Neither the Universe nor scientists owe anybody “all the answers”, and if people feel short-changed, they should grow up and realise that what the answers might be must be even more complex and fascinating than can be explained at the moment. Isn’t that more interesting than knowing everything now?
on May 11th, 2008 at 11:11 am
Which vole? Arvicola? Lagurus? Microtus? Be specific DAMMIT! : )
on May 11th, 2008 at 5:15 pm
On the subject of Vole Science. I think I wrote a Biodiversity Action Plan for the water vole about two and a half years ago (perhaps I’m wrong, but it doesn’t seem to have ever been published, rather like the other hundred or so I wrote – all voluntarily!). One thing I learnt was that the British vole is fairly unique in that it is adapted for water, and continental voles are adapted for life on land, in fields and so on. There has also been a 99% decline in the abundancy of British water voles, and they are worryingly endangered. This is largely due to the introduction of mink. Water voles hide by kicking up a lot of mud in the water around them, but mink – unlike most predators – find them anyway.
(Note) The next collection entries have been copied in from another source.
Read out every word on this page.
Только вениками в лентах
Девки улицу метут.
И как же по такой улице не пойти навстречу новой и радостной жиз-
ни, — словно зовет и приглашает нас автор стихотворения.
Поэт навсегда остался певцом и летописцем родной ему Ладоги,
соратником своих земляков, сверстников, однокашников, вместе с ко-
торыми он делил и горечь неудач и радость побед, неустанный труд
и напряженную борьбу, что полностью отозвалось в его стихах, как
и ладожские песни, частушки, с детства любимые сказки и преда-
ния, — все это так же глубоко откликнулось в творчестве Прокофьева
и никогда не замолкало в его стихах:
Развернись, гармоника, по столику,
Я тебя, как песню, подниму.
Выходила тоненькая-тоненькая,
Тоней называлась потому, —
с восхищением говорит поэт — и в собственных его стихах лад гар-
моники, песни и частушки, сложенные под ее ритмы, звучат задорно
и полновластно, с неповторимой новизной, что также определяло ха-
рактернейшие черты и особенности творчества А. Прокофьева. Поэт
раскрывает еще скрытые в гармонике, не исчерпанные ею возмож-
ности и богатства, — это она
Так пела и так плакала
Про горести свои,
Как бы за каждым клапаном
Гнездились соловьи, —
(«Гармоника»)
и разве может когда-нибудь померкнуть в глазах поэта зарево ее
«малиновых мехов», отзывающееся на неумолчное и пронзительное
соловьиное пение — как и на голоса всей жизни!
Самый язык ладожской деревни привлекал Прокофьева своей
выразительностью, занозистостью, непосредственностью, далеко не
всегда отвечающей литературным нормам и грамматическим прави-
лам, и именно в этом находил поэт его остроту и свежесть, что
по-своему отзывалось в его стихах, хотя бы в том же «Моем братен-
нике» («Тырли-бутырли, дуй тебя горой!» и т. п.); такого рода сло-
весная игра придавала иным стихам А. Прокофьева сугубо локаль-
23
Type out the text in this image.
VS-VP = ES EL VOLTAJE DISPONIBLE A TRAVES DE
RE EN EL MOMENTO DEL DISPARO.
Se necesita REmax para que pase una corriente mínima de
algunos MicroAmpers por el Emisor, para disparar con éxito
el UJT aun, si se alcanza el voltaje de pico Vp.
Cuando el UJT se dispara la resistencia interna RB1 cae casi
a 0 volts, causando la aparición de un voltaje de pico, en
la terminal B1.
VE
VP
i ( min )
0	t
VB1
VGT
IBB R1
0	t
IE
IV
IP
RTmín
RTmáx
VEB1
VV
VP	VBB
So, yes, voles are interesting too, aren’t they?
Or are we just making fountains out of vole hills here?
on May 11th, 2008 at 6:27 pm
The best protection for Watervoles are Otters. Otters particularly dog otters can’t stand Mink in their territory and kill them.
on May 14th, 2008 at 12:42 am
Nice blog Chris. Found it through your wiki page.Theres very little more satisfying than someone who updates their blog often so keep it up!
Sky at Night is amazing as usual, so fascinating and accessible for the casual viewer, as well as containing something for the academics.
‘Bang’ looks like a good read too.
PS. Also I saw you in Oxford circus a few months ago, but you were walking in the opposite direction. I should have said hi, or would you resent a strangre stopping you in the street?
on May 14th, 2008 at 8:58 am
fountains out of vole hills is sheer genius. And Nick, please do say hi – it’s nice to know someone is watching.